Command-line interfaces (CLIs) are how developers interact with tools daily. Python’s argparse (stdlib) and click (third-party) make building CLIs straightforward.

argparse — Standard Library

  # greet.py
import argparse

def main():
    parser = argparse.ArgumentParser(
        description="Greet people from the command line.",
    )
    parser.add_argument("name", help="Name to greet")
    parser.add_argument(
        "--count", "-c", type=int, default=1,
        help="Number of times to greet",
    )
    parser.add_argument(
        "--loud", action="store_true",
        help="Greet loudly (uppercase)",
    )

    args = parser.parse_args()
    greeting = f"Hello, {args.name}!"

    if args.loud:
        greeting = greeting.upper()

    for _ in range(args.count):
        print(greeting)

if __name__ == "__main__":
    main()
  

Usage:

  python greet.py Alice
python greet.py Bob --count 3 --loud
python greet.py --help
  

Subcommands

  def main():
    parser = argparse.ArgumentParser(prog="tool")
    subparsers = parser.add_subparsers(dest="command", required=True)

    # create command
    create_parser = subparsers.add_parser("create", help="Create a resource")
    create_parser.add_argument("name")

    # delete command
    delete_parser = subparsers.add_parser("delete", help="Delete a resource")
    delete_parser.add_argument("id", type=int)

    args = parser.parse_args()

    if args.command == "create":
        print(f"Creating {args.name}")
    elif args.command == "delete":
        print(f"Deleting ID {args.id}")
  
  python tool.py create myproject
python tool.py delete 42
  

Click — Elegant CLI Framework

  pip install click
  
  import click

@click.group()
def cli():
    """My CLI tool."""
    pass

@cli.command()
@click.argument("name")
@click.option("--count", "-c", default=1, help="Number of greetings")
@click.option("--loud", is_flag=True, help="Greet loudly")
def greet(name, count, loud):
    """Greet someone."""
    greeting = f"Hello, {name}!"
    if loud:
        greeting = greeting.upper()
    for _ in range(count):
        click.echo(greeting)

@cli.command()
@click.argument("filename", type=click.Path(exists=True))
@click.option("--format", type=click.Choice(["json", "csv"]), default="json")
def convert(filename, format):
    """Convert a file to another format."""
    click.echo(f"Converting {filename} to {format}")

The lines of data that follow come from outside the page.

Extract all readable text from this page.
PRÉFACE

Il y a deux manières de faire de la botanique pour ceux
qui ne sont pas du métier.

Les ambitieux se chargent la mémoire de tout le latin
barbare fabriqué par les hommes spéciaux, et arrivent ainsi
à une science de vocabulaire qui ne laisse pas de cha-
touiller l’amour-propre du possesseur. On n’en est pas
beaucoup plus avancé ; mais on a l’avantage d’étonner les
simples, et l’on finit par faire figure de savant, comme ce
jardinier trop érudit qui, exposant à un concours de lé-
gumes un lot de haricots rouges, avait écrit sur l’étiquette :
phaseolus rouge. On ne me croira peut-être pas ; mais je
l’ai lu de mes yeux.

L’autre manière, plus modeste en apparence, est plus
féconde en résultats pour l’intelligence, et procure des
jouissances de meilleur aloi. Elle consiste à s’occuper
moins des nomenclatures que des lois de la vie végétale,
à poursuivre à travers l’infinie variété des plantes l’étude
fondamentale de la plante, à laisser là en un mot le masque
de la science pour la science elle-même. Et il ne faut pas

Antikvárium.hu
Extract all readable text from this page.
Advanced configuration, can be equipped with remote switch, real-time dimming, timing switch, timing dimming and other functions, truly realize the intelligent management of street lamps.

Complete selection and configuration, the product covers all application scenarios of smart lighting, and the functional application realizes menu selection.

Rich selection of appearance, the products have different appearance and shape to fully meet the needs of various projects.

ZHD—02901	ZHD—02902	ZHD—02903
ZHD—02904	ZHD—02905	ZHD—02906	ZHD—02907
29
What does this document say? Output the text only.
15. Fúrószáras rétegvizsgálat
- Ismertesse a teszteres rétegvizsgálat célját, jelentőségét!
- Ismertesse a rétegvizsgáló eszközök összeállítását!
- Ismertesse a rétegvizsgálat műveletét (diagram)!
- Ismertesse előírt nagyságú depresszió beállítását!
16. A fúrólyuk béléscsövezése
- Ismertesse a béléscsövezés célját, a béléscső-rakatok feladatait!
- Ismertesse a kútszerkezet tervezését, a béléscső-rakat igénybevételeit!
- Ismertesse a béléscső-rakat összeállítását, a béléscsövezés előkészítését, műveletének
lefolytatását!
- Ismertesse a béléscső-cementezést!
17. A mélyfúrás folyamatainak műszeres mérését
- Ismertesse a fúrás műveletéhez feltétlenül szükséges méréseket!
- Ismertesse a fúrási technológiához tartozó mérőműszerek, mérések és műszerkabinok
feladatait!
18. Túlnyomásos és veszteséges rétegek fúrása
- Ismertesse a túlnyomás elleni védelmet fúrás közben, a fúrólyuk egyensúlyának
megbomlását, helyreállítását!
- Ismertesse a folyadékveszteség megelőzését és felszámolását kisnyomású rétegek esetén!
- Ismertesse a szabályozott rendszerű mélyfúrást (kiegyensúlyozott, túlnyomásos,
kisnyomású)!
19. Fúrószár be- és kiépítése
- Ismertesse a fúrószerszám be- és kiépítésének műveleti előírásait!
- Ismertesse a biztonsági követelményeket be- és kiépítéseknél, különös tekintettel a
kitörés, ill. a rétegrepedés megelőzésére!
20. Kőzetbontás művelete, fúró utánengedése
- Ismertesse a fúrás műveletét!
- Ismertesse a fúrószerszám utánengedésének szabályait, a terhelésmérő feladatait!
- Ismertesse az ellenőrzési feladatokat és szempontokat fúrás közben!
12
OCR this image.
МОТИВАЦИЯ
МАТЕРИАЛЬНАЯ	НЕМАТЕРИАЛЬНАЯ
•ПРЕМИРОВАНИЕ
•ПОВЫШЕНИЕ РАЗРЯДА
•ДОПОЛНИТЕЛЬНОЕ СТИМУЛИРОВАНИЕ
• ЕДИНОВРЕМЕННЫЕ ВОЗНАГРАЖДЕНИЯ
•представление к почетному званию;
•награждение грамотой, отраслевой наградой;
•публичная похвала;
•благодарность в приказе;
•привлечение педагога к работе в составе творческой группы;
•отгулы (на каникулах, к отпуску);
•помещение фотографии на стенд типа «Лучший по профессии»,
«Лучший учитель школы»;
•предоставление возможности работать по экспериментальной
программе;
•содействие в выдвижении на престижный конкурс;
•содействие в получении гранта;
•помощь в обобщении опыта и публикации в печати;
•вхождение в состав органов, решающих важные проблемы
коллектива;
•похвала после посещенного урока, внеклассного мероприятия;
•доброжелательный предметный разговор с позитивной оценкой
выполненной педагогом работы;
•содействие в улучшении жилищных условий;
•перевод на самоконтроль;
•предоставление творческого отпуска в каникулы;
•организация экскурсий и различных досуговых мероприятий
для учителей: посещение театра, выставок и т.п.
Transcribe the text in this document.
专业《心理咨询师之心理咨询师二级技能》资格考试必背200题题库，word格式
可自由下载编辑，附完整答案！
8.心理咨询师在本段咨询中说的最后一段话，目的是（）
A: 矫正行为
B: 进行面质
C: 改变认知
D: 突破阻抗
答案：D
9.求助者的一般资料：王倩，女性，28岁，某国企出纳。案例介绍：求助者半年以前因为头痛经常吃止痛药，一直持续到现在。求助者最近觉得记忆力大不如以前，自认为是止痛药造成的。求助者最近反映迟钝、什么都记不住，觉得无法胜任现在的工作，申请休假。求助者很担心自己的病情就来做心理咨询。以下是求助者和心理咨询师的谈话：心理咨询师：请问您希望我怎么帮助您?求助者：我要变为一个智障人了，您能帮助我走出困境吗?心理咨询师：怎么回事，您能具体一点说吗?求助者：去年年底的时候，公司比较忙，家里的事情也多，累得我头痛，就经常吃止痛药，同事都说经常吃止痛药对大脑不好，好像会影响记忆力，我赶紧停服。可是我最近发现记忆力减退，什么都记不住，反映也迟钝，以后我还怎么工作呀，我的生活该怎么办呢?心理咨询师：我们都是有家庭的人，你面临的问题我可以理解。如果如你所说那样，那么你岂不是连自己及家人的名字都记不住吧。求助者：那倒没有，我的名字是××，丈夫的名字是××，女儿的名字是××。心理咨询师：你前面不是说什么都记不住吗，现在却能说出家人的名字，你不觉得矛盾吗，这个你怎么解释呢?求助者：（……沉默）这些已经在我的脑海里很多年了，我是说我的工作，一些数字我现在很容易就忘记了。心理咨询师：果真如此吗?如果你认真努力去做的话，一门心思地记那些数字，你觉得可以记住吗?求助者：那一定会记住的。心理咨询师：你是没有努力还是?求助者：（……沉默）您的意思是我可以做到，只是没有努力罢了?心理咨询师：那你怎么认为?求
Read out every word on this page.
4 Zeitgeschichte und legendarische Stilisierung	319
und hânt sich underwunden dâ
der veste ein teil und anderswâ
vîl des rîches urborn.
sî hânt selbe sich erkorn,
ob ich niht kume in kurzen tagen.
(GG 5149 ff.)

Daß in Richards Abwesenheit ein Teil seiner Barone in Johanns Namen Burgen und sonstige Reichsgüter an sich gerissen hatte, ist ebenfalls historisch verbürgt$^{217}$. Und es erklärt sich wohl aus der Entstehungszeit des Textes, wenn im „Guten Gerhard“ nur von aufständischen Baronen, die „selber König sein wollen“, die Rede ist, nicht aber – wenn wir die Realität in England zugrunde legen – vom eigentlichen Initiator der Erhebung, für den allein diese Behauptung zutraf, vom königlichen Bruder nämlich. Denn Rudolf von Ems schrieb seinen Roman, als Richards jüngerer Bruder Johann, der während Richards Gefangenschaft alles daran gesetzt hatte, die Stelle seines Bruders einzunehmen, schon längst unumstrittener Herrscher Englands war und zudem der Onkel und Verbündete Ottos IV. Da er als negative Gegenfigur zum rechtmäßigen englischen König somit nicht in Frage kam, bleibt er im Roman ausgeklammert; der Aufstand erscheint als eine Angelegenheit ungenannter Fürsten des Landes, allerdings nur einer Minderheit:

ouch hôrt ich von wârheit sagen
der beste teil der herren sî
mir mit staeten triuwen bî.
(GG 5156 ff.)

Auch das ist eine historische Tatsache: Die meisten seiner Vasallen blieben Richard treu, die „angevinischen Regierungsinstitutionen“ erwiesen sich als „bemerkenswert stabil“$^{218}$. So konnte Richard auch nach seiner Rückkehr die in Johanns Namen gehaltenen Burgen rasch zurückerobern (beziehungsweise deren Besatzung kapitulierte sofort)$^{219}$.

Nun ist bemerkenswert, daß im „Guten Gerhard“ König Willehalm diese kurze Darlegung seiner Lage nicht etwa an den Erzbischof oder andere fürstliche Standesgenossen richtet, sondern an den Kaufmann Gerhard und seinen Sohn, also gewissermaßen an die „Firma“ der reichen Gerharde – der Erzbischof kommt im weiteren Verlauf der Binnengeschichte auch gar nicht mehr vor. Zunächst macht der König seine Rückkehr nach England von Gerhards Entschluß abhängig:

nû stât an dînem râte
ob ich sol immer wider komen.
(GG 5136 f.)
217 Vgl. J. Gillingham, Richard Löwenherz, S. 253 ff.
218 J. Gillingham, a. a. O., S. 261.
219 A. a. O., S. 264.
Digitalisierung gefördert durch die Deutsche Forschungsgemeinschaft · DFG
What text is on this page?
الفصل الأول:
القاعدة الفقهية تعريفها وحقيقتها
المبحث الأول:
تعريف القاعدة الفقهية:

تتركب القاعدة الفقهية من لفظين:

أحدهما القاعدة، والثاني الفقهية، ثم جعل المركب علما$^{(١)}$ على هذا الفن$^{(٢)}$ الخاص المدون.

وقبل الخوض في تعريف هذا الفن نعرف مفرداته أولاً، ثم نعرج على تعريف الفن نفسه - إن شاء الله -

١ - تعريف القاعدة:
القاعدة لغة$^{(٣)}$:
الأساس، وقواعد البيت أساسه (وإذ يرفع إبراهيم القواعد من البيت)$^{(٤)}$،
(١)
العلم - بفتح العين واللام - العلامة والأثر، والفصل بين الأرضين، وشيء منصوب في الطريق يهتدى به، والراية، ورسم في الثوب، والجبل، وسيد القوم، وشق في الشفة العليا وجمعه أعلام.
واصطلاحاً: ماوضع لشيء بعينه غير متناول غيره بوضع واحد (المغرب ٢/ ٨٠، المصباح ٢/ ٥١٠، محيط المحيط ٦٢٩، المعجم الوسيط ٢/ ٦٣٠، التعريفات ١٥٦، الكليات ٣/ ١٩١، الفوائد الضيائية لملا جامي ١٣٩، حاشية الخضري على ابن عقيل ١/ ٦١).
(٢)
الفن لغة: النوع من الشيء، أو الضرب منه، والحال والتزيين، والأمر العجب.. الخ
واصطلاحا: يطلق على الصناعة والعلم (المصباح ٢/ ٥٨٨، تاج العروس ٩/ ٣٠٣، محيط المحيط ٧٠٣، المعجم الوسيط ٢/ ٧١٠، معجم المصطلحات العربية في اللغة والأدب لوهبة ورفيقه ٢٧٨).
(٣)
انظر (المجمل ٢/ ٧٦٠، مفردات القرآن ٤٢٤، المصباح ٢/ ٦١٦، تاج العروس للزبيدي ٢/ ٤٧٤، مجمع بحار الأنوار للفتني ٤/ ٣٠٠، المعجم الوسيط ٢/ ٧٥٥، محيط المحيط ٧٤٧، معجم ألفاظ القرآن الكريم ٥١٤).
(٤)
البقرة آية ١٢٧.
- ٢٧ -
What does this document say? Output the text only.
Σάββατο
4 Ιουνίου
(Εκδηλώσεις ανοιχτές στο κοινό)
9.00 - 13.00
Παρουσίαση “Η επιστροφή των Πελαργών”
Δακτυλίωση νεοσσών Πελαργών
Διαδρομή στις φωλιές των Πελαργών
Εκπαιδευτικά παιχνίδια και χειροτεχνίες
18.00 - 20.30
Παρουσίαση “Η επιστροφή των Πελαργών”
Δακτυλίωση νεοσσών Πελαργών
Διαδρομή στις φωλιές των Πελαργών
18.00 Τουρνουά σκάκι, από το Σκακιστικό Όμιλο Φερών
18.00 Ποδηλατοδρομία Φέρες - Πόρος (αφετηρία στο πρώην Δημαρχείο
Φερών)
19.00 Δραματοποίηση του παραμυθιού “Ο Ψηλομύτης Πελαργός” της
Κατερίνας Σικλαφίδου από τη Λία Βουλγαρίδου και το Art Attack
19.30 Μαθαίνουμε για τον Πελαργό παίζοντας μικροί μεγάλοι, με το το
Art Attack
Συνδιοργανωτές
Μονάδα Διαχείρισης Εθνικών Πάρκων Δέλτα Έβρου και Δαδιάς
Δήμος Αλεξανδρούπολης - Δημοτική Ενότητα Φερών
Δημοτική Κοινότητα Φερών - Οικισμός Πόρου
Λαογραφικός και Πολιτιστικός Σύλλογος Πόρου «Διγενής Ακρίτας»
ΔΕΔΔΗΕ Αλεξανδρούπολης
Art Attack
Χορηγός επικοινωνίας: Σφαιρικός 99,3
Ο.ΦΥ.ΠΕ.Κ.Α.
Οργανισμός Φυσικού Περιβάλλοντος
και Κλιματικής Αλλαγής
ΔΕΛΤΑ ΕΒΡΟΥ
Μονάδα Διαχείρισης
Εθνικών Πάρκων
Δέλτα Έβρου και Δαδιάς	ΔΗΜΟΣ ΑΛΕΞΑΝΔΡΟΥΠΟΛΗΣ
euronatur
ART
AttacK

if __name__ == "__main__":
    cli()
  
  python cli.py greet Alice --count 3 --loud
python cli.py convert data.csv --format json
python cli.py --help
  

Interactive Prompts

  import click

@click.command()
def setup():
    name = click.prompt("Project name")
    use_docker = click.confirm("Use Docker?")
    env = click.prompt(
        "Environment",
        type=click.Choice(["dev", "staging", "prod"]),
        default="dev",
    )
    click.echo(f"Setting up {name} ({env}), Docker: {use_docker}")
  

Progress Bars

  import click
import time

@click.command()
def process():
    items = range(100)
    with click.progressbar(items, label="Processing") as bar:
        for item in bar:
            time.sleep(0.01)
  

Packaging as an Installable CLI

In pyproject.toml:

  [project.scripts]
mytool = "myapp.cli:main"
  

After pip install -e ., run from anywhere:

  mytool greet Alice
  

argparse vs Click

Feature argparse Click
Dependency stdlib third-party
Syntax verbose decorator-based
Subcommands manual setup built-in groups
Colors/prompts manual built-in
Testing parse_args() CliRunner
  # Testing Click apps
from click.testing import CliRunner

def test_greet():
    runner = CliRunner()
    result = runner.invoke(greet, ["Alice", "--loud"])
    assert result.exit_code == 0
    assert "HELLO, ALICE!" in result.output
  

CLIs are the fastest way to automate workflows and share tools with your team.